- The paper's main contribution is ThreMoLIA, which automates threat modeling for LLM-integrated applications using a novel LLM-based approach.
- It leverages Retrieval Augmented Generation and data aggregation to integrate diverse security data and tailor prompt strategies to varied expertise levels.
- The approach is evaluated through industrial case studies that benchmark its performance against traditional methods, highlighting improved efficiency in early threat detection.
LLMs are increasingly integrated into traditional software applications, creating what the authors call LLM-Integrated Applications (LIAs). While LIAs offer enhanced capabilities, they also expand the attack surface and introduce novel security threats, such as prompt injections. Threat modeling is a crucial practice for identifying and mitigating these threats early in the software development lifecycle. However, traditional threat modeling methods and tools are often manual, time-consuming, require significant security expertise, and are not specifically tailored to the dynamic and non-deterministic nature of LIAs and their unique threat landscape.
The paper proposes ThreMoLIA (2504.18369), a vision for an LLM-based approach designed to assist practitioners in the threat modeling of LIAs. The primary goals of ThreMoLIA are to provide a method for early-stage threat modeling of LIAs, develop a tool integrating existing threat models and knowledge sources, and ensure high-quality threat modeling outputs with reduced reliance on extensive security expertise. Developed in collaboration with an industry partner, the approach aims to accelerate the security assessment process and maintain up-to-date threat models throughout the application's lifecycle.
The ThreMoLIA approach is guided by established threat modeling principles, such as Shostack's Four Question Framework. It begins by representing the LIA architecture using Data-Flow Diagrams (DFDs) to create an abstraction of components and data flows. Threat identification and assessment leverage existing frameworks like the OWASP Top 10 for LLM applications and MITRE ATLAS, adapted to the LIA context, alongside traditional methods like STRIDE. Identified LLM-specific threats are then cataloged, potentially using MITRE ATLAS attack playbooks and tactics, with suggested mitigation techniques also drawn from sources like MITRE ATLAS.
The proposed architecture for ThreMoLIA includes several key components:
- Retrieval Augmented Generation (RAG): This component provides the LLM with necessary context from external data sources to generate accurate threat models. It follows a standard RAG workflow involving indexing, retrieval, and generation based on the user query (part of the stakeholder prompt). Vectorization is used to compare and retrieve relevant documents from a database.
- Data Aggregation: Collects and aggregates data from various sources to populate the RAG database. Sources include natural language documents (requirements, design specifications), architectural diagrams (DFDs), existing threat models from previous sessions or similar projects, and potentially monitoring data from deployed LIAs for continuous threat modeling.
- Prompting: Constructs the input prompt for the LLM. This includes a predefined system prompt tailored for threat modeling, the stakeholder's user prompt, a reasoning strategy (e.g., Chain of Thought), and context retrieved by the RAG component based on system documentation.
- Quality Assurance: Performs checks on the generated threat model. This includes verifying syntactical correctness (e.g., for formats like Open Threat Model), parsing the output to validate relationships, and using test suites based on metamorphic testing principles to assess the quality. A "health score" summarizes the quality for stakeholders, allowing them to refine their input.
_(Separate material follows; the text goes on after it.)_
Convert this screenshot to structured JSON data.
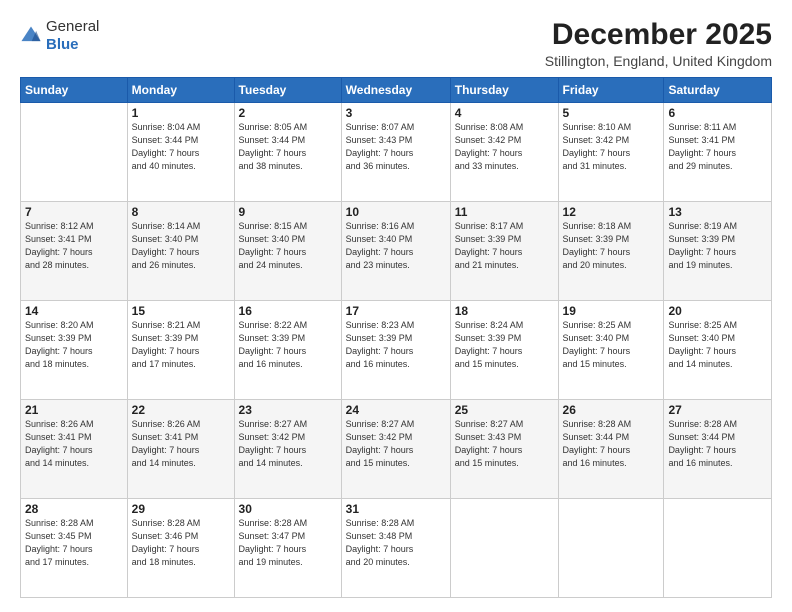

The approach considers extending metrics from the Machine Learning Security Maturity Model (MLSMM) (Jedrzejewski et al., 2023) for this purpose.
The authors identify several challenges in implementing ThreMoLIA, including:
- RAG: Vectorizing non-textual data like DFDs and effectively filtering relevant information without redundancy or token limits issues.
- Data Aggregation: Handling heterogeneous data quality and company-specific terminology, prioritizing data sources, and mitigating LLM source bias.
- Prompting: Designing prompt templates adaptable to users with varying security expertise and managing complex multi-user interactions across sessions.
- Quality Assurance: The current lack of standardized metrics for threat model quality, which are necessary for defining robust validation methods like metamorphic relationships and test case selection strategies.
The evaluation plan for ThreMoLIA involves creating a benchmark for LIA threat models by extracting and validating metrics from literature and expert feedback. This benchmark will be used in industrial case studies to compare ThreMoLIA's performance against traditional methods. A multiple case study is planned to observe its integration into existing security practitioner workflows.
Early investigations using ChatGPT-3.5 Turbo on a simple LIA architecture showed that while the LLM could refer to relevant frameworks like OWASP Top 10 LLM and MITRE ATLAS, initial vague prompts required clarification from the model, indicating the importance of the RAG and Prompting components for providing necessary context and structure. The paper concludes by presenting a preliminary list of evaluation metrics for threat models gathered from existing literature, which will be refined with expert input.
In summary, ThreMoLIA represents a forward-looking approach to address the evolving security challenges of LIAs by leveraging LLMs, RAG, and structured quality assurance to automate and enhance the threat modeling process, making it more accessible and efficient for industry practitioners.